Bram sent her a stunned stare. “How did you do that?”

“I don’t know. I just kept hoping it wouldn’t touch you and it didn’t.” Bram’s expression made her pause. “That’s not normal, is it?”

“By all rights, your blast should have hit me, perhaps killed me. Shock had nothing to do with your energy missing me?”

“He made me madder and madder, taunted me into blasting out all my anger. And I was furious! Mathias was hurting you, and he’d already—” Olivia dropped her gaze to Marrok. Fear climbed inside her belly again, gouging at her composure. She fought tears as she curled her fingers around his arm. “What will happen to him?”

“You’re going to cure him by focusing on healing thoughts instead of anger, then pouring that power into Marrok.”

With a gasp, Olivia jerked her hands from Marrok. “No! I either killed Mathias or ripped out all his magic with that blast. I couldn’t—”

“You seriously wounded him, but the bloody sod is still alive and had at least enough magic to teleport out and take the Anarki with him.”

“Maybe Shock did that.”

“We don’t know which side Shock truly supports, but only Mathias could control the Anarki and make them disappear. So unfortunately, he’s alive and well. But you reduced him a great deal. That in itself is a victory.”
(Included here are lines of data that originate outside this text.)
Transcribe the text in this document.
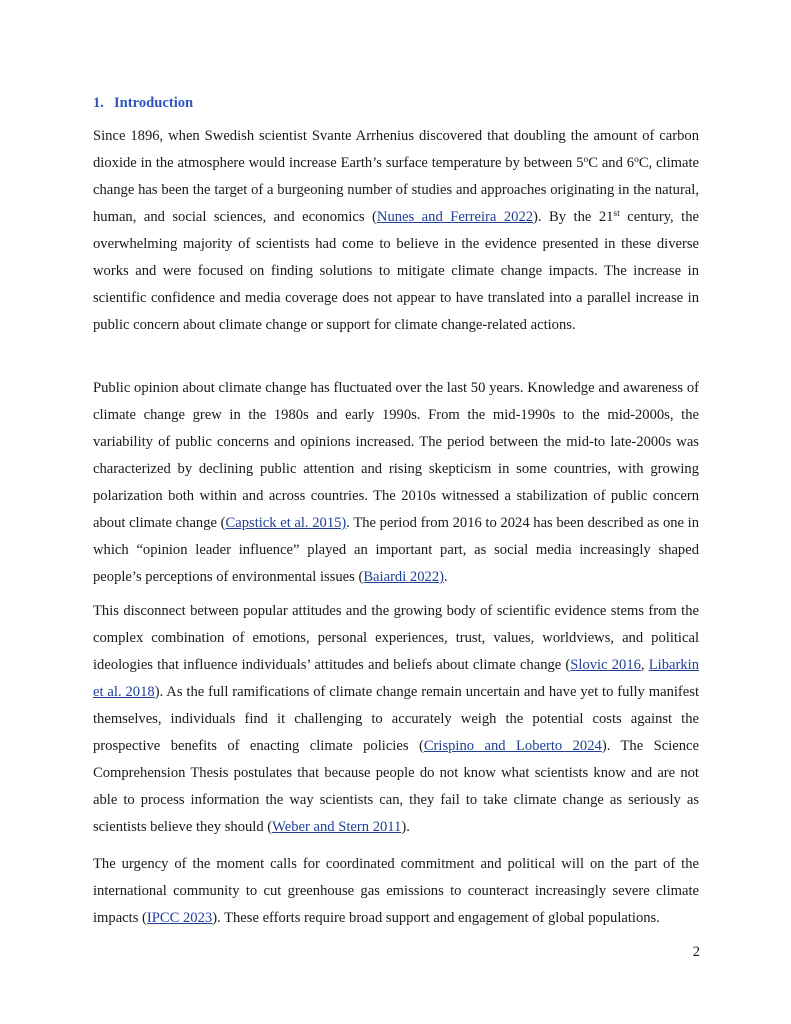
1. Introduction

Since 1896, when Swedish scientist Svante Arrhenius discovered that doubling the amount of carbon dioxide in the atmosphere would increase Earth’s surface temperature by between 5$^o$C and 6$^o$C, climate change has been the target of a burgeoning number of studies and approaches originating in the natural, human, and social sciences, and economics (Nunes and Ferreira 2022). By the 21st century, the overwhelming majority of scientists had come to believe in the evidence presented in these diverse works and were focused on finding solutions to mitigate climate change impacts. The increase in scientific confidence and media coverage does not appear to have translated into a parallel increase in public concern about climate change or support for climate change-related actions.

Public opinion about climate change has fluctuated over the last 50 years. Knowledge and awareness of climate change grew in the 1980s and early 1990s. From the mid-1990s to the mid-2000s, the variability of public concerns and opinions increased. The period between the mid-to late-2000s was characterized by declining public attention and rising skepticism in some countries, with growing polarization both within and across countries. The 2010s witnessed a stabilization of public concern about climate change (Capstick et al. 2015). The period from 2016 to 2024 has been described as one in which “opinion leader influence” played an important part, as social media increasingly shaped people’s perceptions of environmental issues (Baiardi 2022).

This disconnect between popular attitudes and the growing body of scientific evidence stems from the complex combination of emotions, personal experiences, trust, values, worldviews, and political ideologies that influence individuals’ attitudes and beliefs about climate change (Slovic 2016, Libarkin et al. 2018). As the full ramifications of climate change remain uncertain and have yet to fully manifest themselves, individuals find it challenging to accurately weigh the potential costs against the prospective benefits of enacting climate policies (Crispino and Loberto 2024). The Science Comprehension Thesis postulates that because people do not know what scientists know and are not able to process information the way scientists can, they fail to take climate change as seriously as scientists believe they should (Weber and Stern 2011).

The urgency of the moment calls for coordinated commitment and political will on the part of the international community to cut greenhouse gas emissions to counteract increasingly severe climate impacts (IPCC 2023). These efforts require broad support and engagement of global populations.

2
Olivia didn’t know if not having killed Mathias made her feel worse or better. Power had surged through her, and she had wished him dead when she blasted him. She’d stunned him enough to flatten him to the ground and make him bleed.

“But it didn’t really help.”

“I wouldn’t say that. Mathias was down, even as he left. His signature was nearly blank. That indicates very weak magic. It’s likely you damaged his power a great deal, maybe even permanently. That is very helpful. Mathias without power is just another cheesed-off man.”

Which made him a heck of a lot less dangerous. “Isn’t it odd that I can do magic before transition?”

Bram hesitated. “Yes and no. Most can perform simple spells before reaching maturity. The key, however, is simple. The magic you performed was both strong and complex beyond what an untransitioned witch should be capable of. Beyond what many fully transitioned can do. You’ll be extraordinarily powerful someday. And everyone in that tunnel took notice.”

“Are my powers strong enough to heal Marrok?” She glanced at her pale, fading mate, her heart squeezing in fear all over again.

“At the very least, your concern and need for him should carry through your bond and give him strength.”

“W—what if I accidentally hurt him?”

Impatience crossed his face. “Do you love Marrok?”

“Yes.”

“Your love will reach him. Magic isn’t merely about spells. You can learn them—and must. But casting magic revolves around the power of the witch or wizard. Power you clearly have. It’s also about passion and intent. You intended earlier tonight to hurt Mathias and you violently wanted it. You did. Right now, you intend to heal Marrok and yearn for his recovery. I don’t know if you have healing magic, but as I said, at worst, your touch will reaffirm your bond and strengthen his will to live.”

Olivia stared at her mate, lying so still. His breathing had grown more ragged. His skin now rivaled a winter snow. No more time to argue or worry. Though Marrok had said that he wanted to die, she knew he would never want to die at evil’s hand. She had to do everything possible to enable him to choose life…or death.